Why won't the Yankees leave Jasson Dominguez in for a full game?

Arizona Diamondbacks v New York Yankees
Arizona Diamondbacks v New York Yankees | Elsa/GettyImages

On Tuesday night, Jasson Dominguez blasted his first homer of the 2025 season, and it was a beauty. It should have been the catalyst for a comeback victory, but the New York Yankees' bullpen imploded in the eighth inning in their eventual 7-5 loss to the Arizona Diamondbacks.

Dominguez went 2-for-3 with two runs scored on the night and continued to hold his own in left field. Fingers crossed, but we've yet to see any defensive issues in the early going, which is a huge plus because that was the main concern heading into 2025.

But there is one issue. And it has to do with the Yankees' usage of Dominguez in the first four games of the year. With the exception of the team's 20-9 victory over the Milwaukee Brewers on Saturday, Dominguez has been yanked early from the three other games in favor of a defensive replacement.

It was understandable on Opening Day during a tight 4-1 game with new closer Devin Williams making his debut in pinstripes. But why in a 12-3 win on Sunday? And why deprive him of a chance to get those nerves under control in close 4-2 game on Tuesday?

After Tuesday's loss, manager Aaron Boone hinted that this was part of Dominguez's development plan. But it's hard to see how removing him in the seventh inning helps at all with the young slugger's familiarity and comfortability at the big league level.
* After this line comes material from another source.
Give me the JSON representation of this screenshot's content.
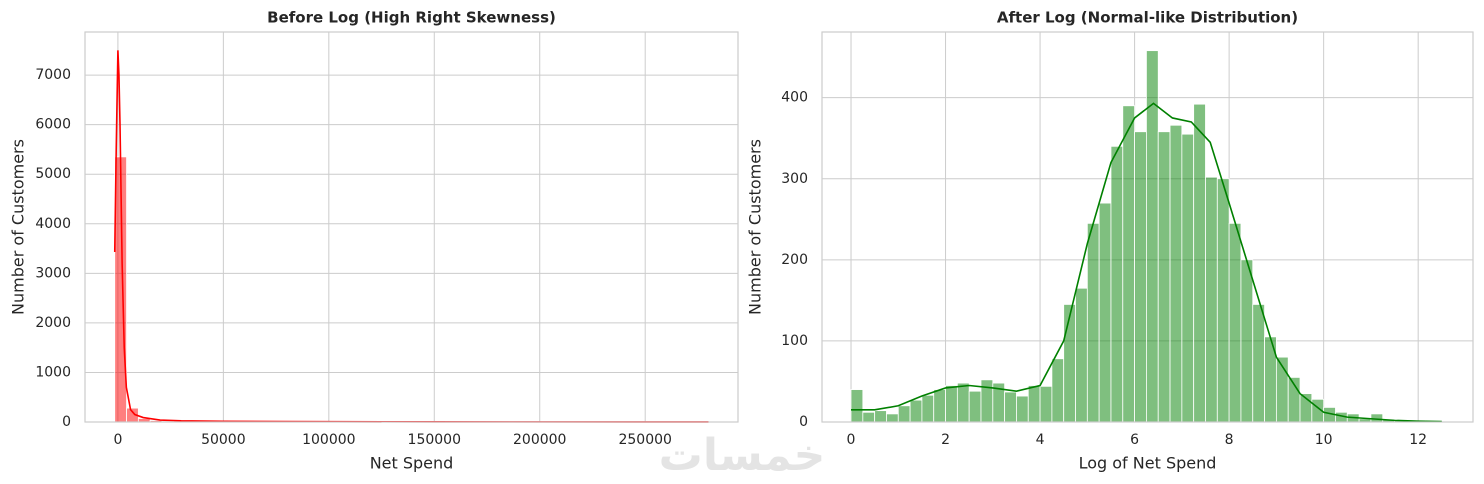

Yankees can't keep pulling Jasson Dominguez from late-game situations

The Yankees, of course, don't want to overwhelm him with high-leverage situation after high-leverage situation, but he's going to have to play important late-game defense at some point. And saving that for when the games matter even more hardly makes sense.

Again, this is all likely rooted in logic, but it has certainly raised some eyebrows because of the imbalance. The Yankees admitted before the season started that they were willing to let Dominguez go through "growing pains" in left field. After his shaky start to spring training, he's seemed to have handled the position well, or at least adequately enough.

Part of those "growing pains" will be adjusting when the pressure ramps up — not getting replaced at the first sign of when he actually needs to be trusted with the glove.

It's just more odd treatment of up-and-coming Yankees players. Anthony Volpe was thrown into the fire, playing in 319 out of a possible 324 games to start his career despite clear shortcomings. He was instructed to work through all the problems and ramp up his volume despite never playing in that many games before. Same goes for Austin Wells, who was overused in 2024 and left in the cleanup spot for far too long as his struggles mounted.

Now we're seeing the opposite with Dominguez, who, yes struggled last season, but hasn't given anybody reason to exercise extreme caution thus far in 2025. Let's maybe let him finish out a close game this week so we don't have to keep talking about this.